Duncan se levantó de la cama. Sin prisa, se irguió en toda su altura, dejando que la luz ámbar de la lámpara recortara su silueta contra la pared. El tatuaje, esa serpiente interminable que le cubría el torso, pareció moverse con su respiración.
—Correcto, muchacho. —Hubo un destello de diversión en sus ojos oscuros—. ¿Ves que no eres tan estúpido como aparentas?
Liam retrocedió un poco, apoyando la espalda contra el cabecero. Su mente trabajaba a toda velocidad, buscando en archivos mentales de películas, de noticias lejanas, de rumores de internet, algo que le diera una ventaja. Una regla. Un límite.
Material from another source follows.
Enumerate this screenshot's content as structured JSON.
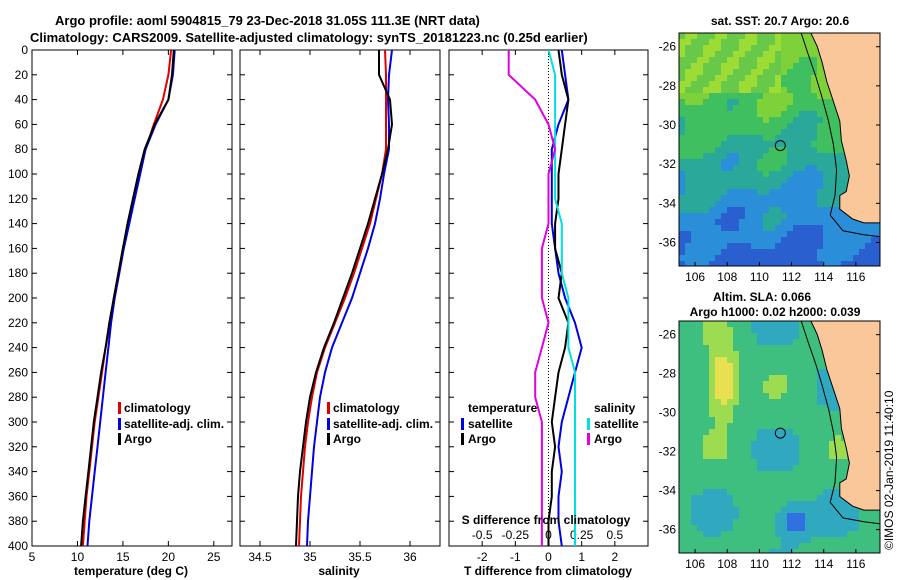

—Pero... —tartamudeó, aferrándose al primer estereotipo que le vino a la cabeza—. A los yakuza no les gustan los hombres. Son tradicionales. Son...
Liam se calló. El que rio fue Duncan. No fue una carcajada estruendosa, sino una risa baja, grave, que resonó en las paredes de la habitación 408.
—¿Quién te dijo eso? —Duncan ladeó la cabeza, mirándolo con una mezcla de lástima y ternura—. Y lo que es más importante, Liam... ¿quién crees que se atrevería a meterse conmigo para decirme lo que me puede gustar?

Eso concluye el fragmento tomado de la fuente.